Gorontalo, mimoza.tv – Ditengah menunggu sidang putusannya yang rencana akan digelar pada Rabu (7/9/2022) pekan depan, ada kabar terbaru dari Adhan Dambea. Anggota DPRD Provinsi Gorontalo tersebut merasa heran dengan adanya informasi yang mengatakan bahwa Polda Gorontalo akan mengekspos kembali perkaranya tersebut.
“Dari beberapa hari lalu saya mendengar informasi bahwa kasus saya ini akan digelar di Polda Gorontalo. Saya tidak tau informasi ini benar atau tidak. Tetapi ketikan saat ke Polres Gorontalo Kota, ada salah satu anggota yang mengatakan kepada saya bahwa perkara pencemaran nama baik ini akan di gelar kembali,” ujar Adhan saat diwawancarai Jumat (2/9/2022).
Informasi itu lanjut Adhan, ia dapatkan ketika mendatangi Polres Gorontalo Kota terkait dengan laporan yang ia layangkan beberapa waktu lalu. Meski belum tau kebenaran pastinya informasi itu, Adhan merasa heran.
“Jika ini memang benar, saya merasa heran. Perkara ini akan diputuskan di pengadilan pada hari Rabu pekan depan. Tetapi mengapa harus ada gelar perkara lagi?,” tanya Adhan.
Jika dikaitkan, kata Aleg Dapil Kota Gorontalo ini, mungkin ada hubungannya dengan surat yang ia layangkan ke tiga lembaga negara, yakni Mabes Polri, Kejaksaan Agung, dan Kementerian Komunikasi Dan Informasi (Kominfo) RI.
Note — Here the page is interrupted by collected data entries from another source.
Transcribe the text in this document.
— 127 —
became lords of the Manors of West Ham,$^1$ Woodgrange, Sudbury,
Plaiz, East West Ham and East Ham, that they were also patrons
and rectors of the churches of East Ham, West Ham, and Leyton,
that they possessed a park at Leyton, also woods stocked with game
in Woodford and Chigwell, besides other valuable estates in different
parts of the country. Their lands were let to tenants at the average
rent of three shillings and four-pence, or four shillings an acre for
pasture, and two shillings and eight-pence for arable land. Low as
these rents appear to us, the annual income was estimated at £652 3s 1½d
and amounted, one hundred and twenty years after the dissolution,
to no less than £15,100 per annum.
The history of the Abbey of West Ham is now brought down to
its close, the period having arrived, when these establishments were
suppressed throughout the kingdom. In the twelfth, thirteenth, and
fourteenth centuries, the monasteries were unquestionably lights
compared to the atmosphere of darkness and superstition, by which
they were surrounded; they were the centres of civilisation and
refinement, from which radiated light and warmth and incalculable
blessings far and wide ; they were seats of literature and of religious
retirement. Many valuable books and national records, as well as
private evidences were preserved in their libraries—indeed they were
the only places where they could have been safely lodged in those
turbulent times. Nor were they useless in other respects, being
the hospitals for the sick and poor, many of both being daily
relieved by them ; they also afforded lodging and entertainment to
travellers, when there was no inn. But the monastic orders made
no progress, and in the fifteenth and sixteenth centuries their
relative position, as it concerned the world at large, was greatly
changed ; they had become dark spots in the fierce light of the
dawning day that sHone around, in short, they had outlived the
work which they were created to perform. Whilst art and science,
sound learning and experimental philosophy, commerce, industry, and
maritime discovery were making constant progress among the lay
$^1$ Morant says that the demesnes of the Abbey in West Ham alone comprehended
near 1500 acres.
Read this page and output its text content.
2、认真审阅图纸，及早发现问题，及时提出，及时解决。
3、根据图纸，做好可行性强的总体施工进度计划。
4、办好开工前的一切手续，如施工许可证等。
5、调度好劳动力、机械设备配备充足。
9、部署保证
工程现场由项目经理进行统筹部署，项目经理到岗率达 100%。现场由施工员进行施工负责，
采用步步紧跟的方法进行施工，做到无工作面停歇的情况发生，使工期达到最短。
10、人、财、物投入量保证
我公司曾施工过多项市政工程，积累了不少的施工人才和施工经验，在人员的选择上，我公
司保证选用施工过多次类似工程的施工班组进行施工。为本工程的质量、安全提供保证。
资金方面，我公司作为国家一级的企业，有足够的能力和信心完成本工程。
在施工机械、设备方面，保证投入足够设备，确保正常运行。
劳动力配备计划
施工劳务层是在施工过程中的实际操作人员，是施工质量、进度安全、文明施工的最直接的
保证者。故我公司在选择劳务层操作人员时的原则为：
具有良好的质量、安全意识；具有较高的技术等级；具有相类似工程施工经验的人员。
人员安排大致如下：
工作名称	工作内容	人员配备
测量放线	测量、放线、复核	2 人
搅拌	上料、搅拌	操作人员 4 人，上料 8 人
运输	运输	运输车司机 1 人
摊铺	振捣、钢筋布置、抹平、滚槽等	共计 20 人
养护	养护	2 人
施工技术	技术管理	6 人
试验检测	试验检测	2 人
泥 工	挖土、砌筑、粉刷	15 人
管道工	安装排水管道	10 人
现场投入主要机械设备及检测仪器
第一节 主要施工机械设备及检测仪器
Mantan Wali Kota Gorontalo ini mengatakan, Surat ke Kapolri itu ia kirimkan tanggal 17 Agustus 2022. Isinya soal perlawanan atas Surat Keputusan Bersama (SKB) Menkominfo, Jaksa Agung dan Polri, yang intinya kalau proses pencemaran nama baik dan materinya adalah korupsi, maka korupsinya yang didahulukan.
Isi surat itu juga kata mantan Ketua DPRD Kota Gorontalo ini, bahawa dalam penanganan kasus pencemaran nama baik yang dilaporkan oleh Rusli Habibie dalam jabatannya selaku Gubernur Gorontalo, SKB yang dimaksud itu tidak diindahkan oleh penyidik di Polda Gorontalo maupun penyidik di Polres Gorontalo Kota. Demikian juga APH di Kejaksaan Tinggi Gorontalo yang menjadi JPU pada laporan Rusli Habibie itu juga tidak mengindahkan SKB saat pemberkasan.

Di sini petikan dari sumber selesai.